Oat is serious about his work and highly detail oriented; modest, but quietly passionate about design. When we arrive at his house cum studio near Wat Suan Dok, he’s hard at work polishing a sample mountain bike frame while his big black dog, Dam, looks on, occasionally jumping up for a sloppy kiss.

Unlike bamboo bike makers in North America who use South African bamboo, Oat doesn’t have to smoke or heat treat the bamboo before building with it. Once an order comes in from a client, the bamboo is simply cleaned and cut to size based on one-to-one patterns Oat finds online to make sure the frame fits the rider perfectly. The frame’s joints are made from aluminum by local fabrication shops, and some of the parts that require higher precision are waterjet cut by an experienced machinist. 

The bamboo and aluminum joints are wrapped with hemp rope and covered in epoxy, a process that takes two to three days per bike. Then comes the hardest part, according to Oat: sanding the epoxy, which can take up to a week and often requires days of polishing tight corners by hand in order to get a smooth finish.
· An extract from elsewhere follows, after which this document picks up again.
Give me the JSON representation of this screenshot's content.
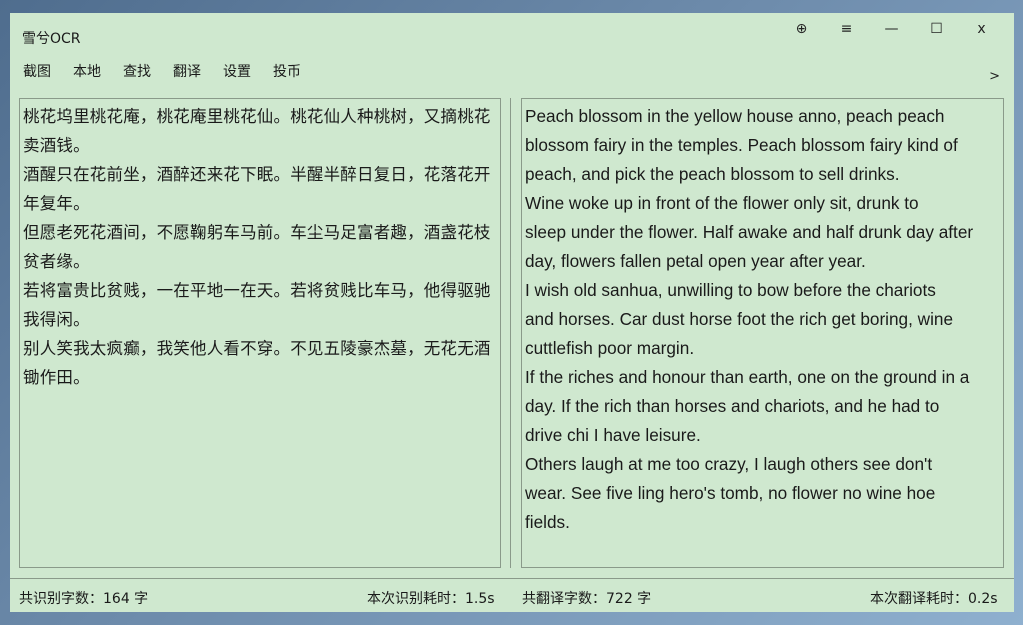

Then the “Brown BIKE” vinyl decals are applied on both sides before the frame is covered in clear coat. 



Sometimes, frames get flame torched for darker colour highlights – it all depends on the style preferences of the customer. 

From the day the order is placed, a shiny new custom frame is ready in about a month, and costs around 10,000 to 15,000 baht. A complete assembled bike typically weighs 13 to 15 kilograms, depending on other components chosen.

Brown BIKEs also come with accessories such as saddle bags, handlebar bags and panniers, all handmade by Oat and inspired by his other serious hobby: trekking. The ever-crafty Oat has been making canvas backpacks for himself and his friends for their hiking and trekking trips for years, which led his friends and customers to request bike accessories as well.

As Citylife’s resident cyclist, I got a chance to take one of Oat’s bikes for a test ride. Knowing it would be heavier than the typical performance road bicycle, I expect it to ride like a hard tail mountain bike. I was wrong! The bamboo bike was smooth and compliant, an excellent commuter bike, and surprisingly handled road bumps and absorbed shock better than my 1978 Peugeot Triathlon. 

Plus, I was the envy of every hipster in sight.